Con il tempo il peso del tesseramento sulle finanze del sindacato ha avuto sempre minore importanza. Così come quello dei lavoratori. Alla entrate automatiche previste per le pratiche burocratiche del patronato (domande di disoccupazione, di pensione, pratiche Inail, ecc.) e alle deleghe a vita, infatti, si sono poi aggiunte quelle relative ai Caaf sindacali e alla presenza nelle varie commissioni o consigli di amministrazione. Questa situazione ha determinato l’indipendenza e l’autonomia del sindacato, a partire dalla Cgil, dai lavoratori, del consenso e del finanziamento dei quali non aveva più bisogno.

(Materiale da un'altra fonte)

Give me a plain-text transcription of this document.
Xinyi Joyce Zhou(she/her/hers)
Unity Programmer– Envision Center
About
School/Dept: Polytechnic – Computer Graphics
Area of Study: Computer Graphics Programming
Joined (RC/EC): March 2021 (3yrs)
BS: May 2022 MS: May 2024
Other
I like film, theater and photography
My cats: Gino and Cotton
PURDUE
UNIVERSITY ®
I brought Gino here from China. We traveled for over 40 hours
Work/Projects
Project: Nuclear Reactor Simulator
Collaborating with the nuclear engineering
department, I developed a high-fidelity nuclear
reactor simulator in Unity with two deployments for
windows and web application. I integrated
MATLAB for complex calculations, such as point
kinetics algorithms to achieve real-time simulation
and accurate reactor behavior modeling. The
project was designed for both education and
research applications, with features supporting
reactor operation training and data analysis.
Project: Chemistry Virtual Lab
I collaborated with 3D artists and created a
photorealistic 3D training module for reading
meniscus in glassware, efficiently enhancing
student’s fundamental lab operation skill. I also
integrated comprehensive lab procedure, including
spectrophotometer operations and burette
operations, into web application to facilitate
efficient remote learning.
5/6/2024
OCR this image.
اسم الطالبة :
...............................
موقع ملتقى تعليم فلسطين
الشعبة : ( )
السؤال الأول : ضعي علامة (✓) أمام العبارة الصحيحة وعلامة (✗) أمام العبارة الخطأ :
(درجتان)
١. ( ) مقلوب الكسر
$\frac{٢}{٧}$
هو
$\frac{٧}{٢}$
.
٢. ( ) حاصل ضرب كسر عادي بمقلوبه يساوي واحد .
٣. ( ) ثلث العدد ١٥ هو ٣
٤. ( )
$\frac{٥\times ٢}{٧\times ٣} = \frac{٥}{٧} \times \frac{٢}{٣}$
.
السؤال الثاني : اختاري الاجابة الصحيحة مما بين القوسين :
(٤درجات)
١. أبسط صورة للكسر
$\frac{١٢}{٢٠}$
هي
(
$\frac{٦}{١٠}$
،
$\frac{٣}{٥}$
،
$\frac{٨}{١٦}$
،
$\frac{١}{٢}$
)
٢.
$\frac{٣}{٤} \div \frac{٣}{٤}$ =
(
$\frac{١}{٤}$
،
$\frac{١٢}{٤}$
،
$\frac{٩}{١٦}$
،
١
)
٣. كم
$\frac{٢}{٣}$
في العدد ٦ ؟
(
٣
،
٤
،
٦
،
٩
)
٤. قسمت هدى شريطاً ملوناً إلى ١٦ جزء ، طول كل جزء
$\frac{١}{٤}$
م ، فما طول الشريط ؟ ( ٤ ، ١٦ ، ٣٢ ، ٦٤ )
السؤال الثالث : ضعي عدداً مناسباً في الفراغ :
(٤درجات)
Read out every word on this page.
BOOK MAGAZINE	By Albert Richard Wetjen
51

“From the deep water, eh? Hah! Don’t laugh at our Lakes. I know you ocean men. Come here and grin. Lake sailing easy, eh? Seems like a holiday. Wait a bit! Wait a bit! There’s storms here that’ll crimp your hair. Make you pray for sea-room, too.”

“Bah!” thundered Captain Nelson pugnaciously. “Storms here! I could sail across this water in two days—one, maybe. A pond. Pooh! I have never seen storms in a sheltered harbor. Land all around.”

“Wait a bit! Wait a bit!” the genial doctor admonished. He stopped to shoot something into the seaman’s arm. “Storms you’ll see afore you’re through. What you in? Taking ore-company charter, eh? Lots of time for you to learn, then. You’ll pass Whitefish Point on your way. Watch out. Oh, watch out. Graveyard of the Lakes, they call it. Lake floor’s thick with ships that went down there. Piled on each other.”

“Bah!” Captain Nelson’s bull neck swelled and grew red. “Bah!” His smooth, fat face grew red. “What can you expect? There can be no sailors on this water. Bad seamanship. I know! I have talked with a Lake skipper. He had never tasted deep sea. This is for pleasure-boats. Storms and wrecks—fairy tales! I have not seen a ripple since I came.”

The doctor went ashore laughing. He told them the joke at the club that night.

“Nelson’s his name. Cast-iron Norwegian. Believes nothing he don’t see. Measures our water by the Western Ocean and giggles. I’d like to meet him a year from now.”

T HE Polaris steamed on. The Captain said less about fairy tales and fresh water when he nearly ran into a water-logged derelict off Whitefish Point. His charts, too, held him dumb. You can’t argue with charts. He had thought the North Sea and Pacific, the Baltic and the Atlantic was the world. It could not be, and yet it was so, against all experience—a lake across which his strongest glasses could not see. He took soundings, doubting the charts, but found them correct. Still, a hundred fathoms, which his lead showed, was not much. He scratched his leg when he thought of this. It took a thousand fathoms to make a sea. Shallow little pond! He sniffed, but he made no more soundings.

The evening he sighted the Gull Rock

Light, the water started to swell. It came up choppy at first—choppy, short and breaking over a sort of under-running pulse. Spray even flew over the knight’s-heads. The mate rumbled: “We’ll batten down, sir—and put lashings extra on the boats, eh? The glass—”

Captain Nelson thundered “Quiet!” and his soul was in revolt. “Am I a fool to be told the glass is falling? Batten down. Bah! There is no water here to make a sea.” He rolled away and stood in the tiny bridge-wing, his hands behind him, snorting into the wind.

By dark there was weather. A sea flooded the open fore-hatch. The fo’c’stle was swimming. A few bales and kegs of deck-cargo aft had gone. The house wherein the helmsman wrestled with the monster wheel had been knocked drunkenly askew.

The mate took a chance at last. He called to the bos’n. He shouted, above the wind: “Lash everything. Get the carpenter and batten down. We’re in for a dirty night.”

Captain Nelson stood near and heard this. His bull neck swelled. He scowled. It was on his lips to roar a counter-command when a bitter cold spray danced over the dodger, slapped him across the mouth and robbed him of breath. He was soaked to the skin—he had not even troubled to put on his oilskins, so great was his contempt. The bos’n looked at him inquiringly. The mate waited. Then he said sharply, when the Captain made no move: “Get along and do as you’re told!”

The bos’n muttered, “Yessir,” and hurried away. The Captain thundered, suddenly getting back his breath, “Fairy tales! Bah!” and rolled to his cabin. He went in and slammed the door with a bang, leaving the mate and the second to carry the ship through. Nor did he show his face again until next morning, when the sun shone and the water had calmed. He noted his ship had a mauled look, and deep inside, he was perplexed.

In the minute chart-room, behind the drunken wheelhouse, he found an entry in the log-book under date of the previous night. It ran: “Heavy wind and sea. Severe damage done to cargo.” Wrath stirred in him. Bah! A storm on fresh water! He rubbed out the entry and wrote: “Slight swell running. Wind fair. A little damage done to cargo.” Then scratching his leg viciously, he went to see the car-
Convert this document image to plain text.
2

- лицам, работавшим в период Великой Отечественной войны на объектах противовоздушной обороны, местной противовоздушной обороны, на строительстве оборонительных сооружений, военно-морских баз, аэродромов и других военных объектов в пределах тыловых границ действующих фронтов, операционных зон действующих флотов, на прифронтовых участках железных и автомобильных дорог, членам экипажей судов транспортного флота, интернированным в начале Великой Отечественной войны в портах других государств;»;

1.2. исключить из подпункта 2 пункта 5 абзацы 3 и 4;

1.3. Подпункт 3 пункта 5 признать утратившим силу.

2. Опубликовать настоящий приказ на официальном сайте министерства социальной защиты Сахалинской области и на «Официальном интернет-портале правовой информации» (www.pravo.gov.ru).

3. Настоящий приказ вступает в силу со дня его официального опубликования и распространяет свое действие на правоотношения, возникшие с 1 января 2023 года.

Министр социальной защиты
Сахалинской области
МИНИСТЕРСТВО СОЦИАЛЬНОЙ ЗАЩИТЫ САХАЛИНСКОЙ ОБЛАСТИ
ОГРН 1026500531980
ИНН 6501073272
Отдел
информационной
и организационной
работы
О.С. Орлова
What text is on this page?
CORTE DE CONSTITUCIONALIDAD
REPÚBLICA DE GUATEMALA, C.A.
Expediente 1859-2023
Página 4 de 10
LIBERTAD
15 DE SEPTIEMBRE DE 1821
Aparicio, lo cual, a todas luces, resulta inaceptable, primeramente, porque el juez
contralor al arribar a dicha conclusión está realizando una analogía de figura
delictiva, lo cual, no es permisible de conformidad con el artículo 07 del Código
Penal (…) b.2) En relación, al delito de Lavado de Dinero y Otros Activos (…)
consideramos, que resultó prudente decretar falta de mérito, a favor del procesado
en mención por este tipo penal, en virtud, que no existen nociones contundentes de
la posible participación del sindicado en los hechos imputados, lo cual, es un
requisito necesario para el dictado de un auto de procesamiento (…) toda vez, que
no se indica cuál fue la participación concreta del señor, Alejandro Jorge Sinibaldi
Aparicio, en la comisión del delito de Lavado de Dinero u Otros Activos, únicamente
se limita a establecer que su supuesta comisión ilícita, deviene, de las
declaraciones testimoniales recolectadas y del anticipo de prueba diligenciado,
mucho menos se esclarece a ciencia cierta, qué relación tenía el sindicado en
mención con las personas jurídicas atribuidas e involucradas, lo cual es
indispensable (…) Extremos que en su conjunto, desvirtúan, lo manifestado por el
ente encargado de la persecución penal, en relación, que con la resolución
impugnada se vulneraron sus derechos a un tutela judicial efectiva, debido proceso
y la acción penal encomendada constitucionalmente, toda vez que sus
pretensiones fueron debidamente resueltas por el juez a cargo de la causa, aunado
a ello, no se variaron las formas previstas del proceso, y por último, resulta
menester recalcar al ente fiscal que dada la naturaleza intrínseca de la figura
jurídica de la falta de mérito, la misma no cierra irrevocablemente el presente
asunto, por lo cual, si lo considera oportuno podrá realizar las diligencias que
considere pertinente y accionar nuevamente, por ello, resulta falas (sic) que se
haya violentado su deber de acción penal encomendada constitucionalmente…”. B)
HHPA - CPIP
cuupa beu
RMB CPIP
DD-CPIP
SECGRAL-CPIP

Si è così verificata una trasformazione, grazie ai governi e al padronato, da organizzazione alternativa e di lotta a organo di governo e struttura di consenso per lavoratori e cittadini. Inoltre negli anni '90, con la "riforma" del sistema maggioritario, i sindacati sono divenuti perfetti strumenti politici, legati alle sorti degli schieramenti elettorali (e così la Cgil è più tenera quando il centro-sinistra è al governo e Cisl e Uil lo stesso, ma al contrario)
Purtroppo le conseguenze di questa mutazione genetica la stanno pagando i lavoratori, i precari e i pensionati, con grande gioia del padronato e della Confindustria, che hanno recuperato e annullato buona parte delle conquiste ottenute a prezzo di dure lotte.